Crisis and uncertainty in automotive sector
Rising uncertainty surrounding the future of the automotive sector in Spain comes at a time when the current economic and financial crisis is having an uneven effect, depending on companies’ strategy in the sector and the dealings of the public administrations. Motor companies Nissan in Catelonia and Opel in Aragon are faced with restructuring plans, resulting in the dismissal of workers. In the case of Opel, the restructuring involves plants in other European countries.
Restructuring at Nissan and Opel
The autonomous communities of Catalonia and Aragon in northeastern Spain have to face restructuring plans in the car manufacturing companies Nissan and Opel, but with highly significant differences. In Catalonia, for instance, the conflict at Nissan affects regional industrial relations and has received considerable support from the Catalan government. However, the restructuring operations at Opel in Aragon stretch beyond the limits of the Spanish state as it is part of General Motors’ (GM) restructuring of its European subsidiaries Opel and Vauxhall. It has therefore led to the involvement of the company’s European Works Council (EWC) – known as the European Employees’ Forum (EEF) – the governments of five countries and the European institutions, with an important role played by the European Commission in the fields of enterprise and competition (EU0910029I, UK0911049I).
Case of Nissan
In carrying out its initial restructuring, Nissan has come up against a tough stumbling block in Spain as a result of the political efforts of trade unions and policymakers in Catalonia, which included a visit by the President of the Catalan government, José Montilla, to Nissan headquarters in Japan. This effort, in addition to the economic incentives offered to the company by the Ministry of Industry, Tourism and Trade (Ministerio de Industria, Turismo y Comercio, MITYC), has reduced the demands of dismissals of the Japanese factory. The peculiarity of the Spanish labour system must also be considered; for example, in the case of collective dismissals, an employer is required to compile a report justifying the causes of the dismissals, which must be approved by the local labour authority. In this case, given the importance of Nissan’s operations in the Catalonia region and the financial assistance awarded to the company, the labour authority has carried out a careful examination of the managers’ arguments with respect to the lack of viability of the two plants in Catalonia.

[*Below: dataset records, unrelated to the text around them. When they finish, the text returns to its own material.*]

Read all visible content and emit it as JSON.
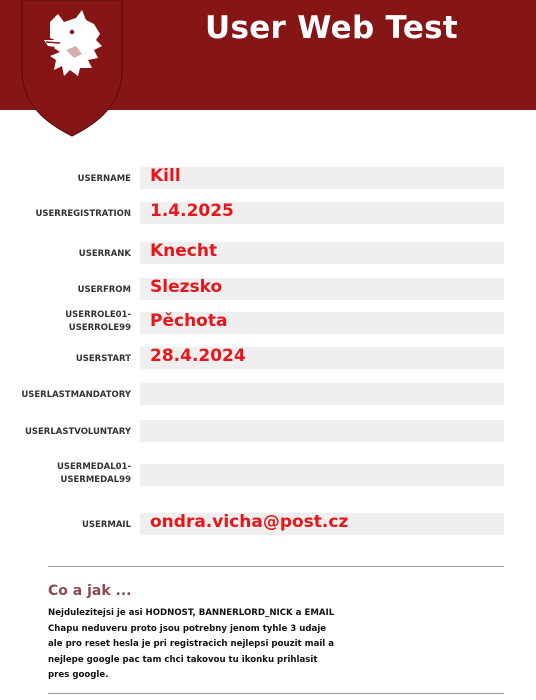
{
  "header": {
    "title": "User Web Test",
    "logo_icon": "wolf-head-shield-icon",
    "banner_color": "#861616"
  },
  "fields": [
    {
      "label": "USERNAME",
      "value": "Kill"
    },
    {
      "label": "USERREGISTRATION",
      "value": "1.4.2025"
    },
    {
      "label": "USERRANK",
      "value": "Knecht"
    },
    {
      "label": "USERFROM",
      "value": "Slezsko"
    },
    {
      "label1": "USERROLE01-",
      "label2": "USERROLE99",
      "value": "Pěchota"
    },
    {
      "label": "USERSTART",
      "value": "28.4.2024"
    },
    {
      "label": "USERLASTMANDATORY",
      "value": ""
    },
    {
      "label": "USERLASTVOLUNTARY",
      "value": ""
    },
    {
      "label1": "USERMEDAL01-",
      "label2": "USERMEDAL99",
      "value": ""
    },
    {
      "label": "USERMAIL",
      "value": "ondra.vicha@post.cz"
    }
  ],
  "colon": ":",
  "info": {
    "title": "Co a jak ...",
    "lines": [
      "Nejdulezitejsi je asi HODNOST, BANNERLORD_NICK a EMAIL",
      "Chapu neduveru proto jsou potrebny jenom tyhle 3 udaje",
      "ale pro reset hesla je pri registracich nejlepsi pouzit mail a",
      "nejlepe google pac tam chci takovou tu ikonku prihlasit",
      "pres google."
    ]
  },
  "value_color": "#e8161a"
}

This context alone explains how the company’s plan has been reversed. In December 2008, Nissan requested authorisation to permanently dismiss 1,680 workers. However, in February 2009, the company and the majority trade unions reached agreement on a feasibility plan. Under this plan, in exchange for approving a large number of temporary dismissals affecting 3,783 workers, Catalonia was promised the production of Nissan’s NV 2000 van, originally intended for Tangiers in northern Morocco, with the added guarantee of a new product for the two plants in Catalonia in 2012. Despite this agreement, tension and uncertainty remain at the company. The permanent dismissal of 698 workers was approved in July 2009, followed in September by the approval of new temporary dismissals that will affect 1,948 workers between 1 October 2009 and 31 March 2010.
Case of Opel
In the case of Opel, the situation is rather complex due to a preliminary agreement by GM to sell 55% of Opel Europe to the consortium composed of the Austrian-Canadian auto parts manufacturer Magna and its Russian partner Sberbank. The German government approved the consortium’s plan and agreed to give public aid to the company, plus a bridge loan of €1.5 billion from the federal government of Berlin. Mistrust began to emerge with the revelation that the Magna project included a plan to dismiss 10,500 of the company’s 50,000 European workers. Such a plan would mostly affect the Antwerp plant in Belgium, which was to be closed, the Luton plant in the United Kingdom, with a reduction of the payroll, and the various plants in Spain with 1,700 dismissals. By contrast, Germany would lose jobs at the Bochum plant in the west of the country, but would increase the workforce in the Rüsselheim plant in central-west Germany, due mainly to a reduction in staff in the plant in Aragon, according to information from the trade unions and the Spanish government.
In view of the situation at Opel, the Spanish Minister for Industry, Tourism and Trade, Miguel Sebastián, sent a letter to the European Union asking the Commissioner for Enterprise and Industry, Günter Verheugen, for ‘a solution conceived with a European dimension and not in relation to each country’. The minister highlighted the report drawn up by the independent company Harbour, which reveals that the productivity levels of the Spanish plant place it among the 10 most competitive plants in the world. On 3 November 2009, after months of negotiations, GM abandoned the plan to sell its European subsidiaries to the Magna-Sberbank consortium.
GM’s decision to ditch its plan to sell Opel and Vauxhall to the Magna-Sberbank consortium has generated certain optimism in Spain, as initial restructuring plans might provide for a better outlook for the Spanish Opel plant. Further information on GM’s restructuring of its European subsidiaries is expected in the near future to clarify a process marked by uncertainty, suspicions of protectionism and the collapse of the company’s EWC which, under current circumstances, has reconsidered the concept of transnational solidarity forged in recent years.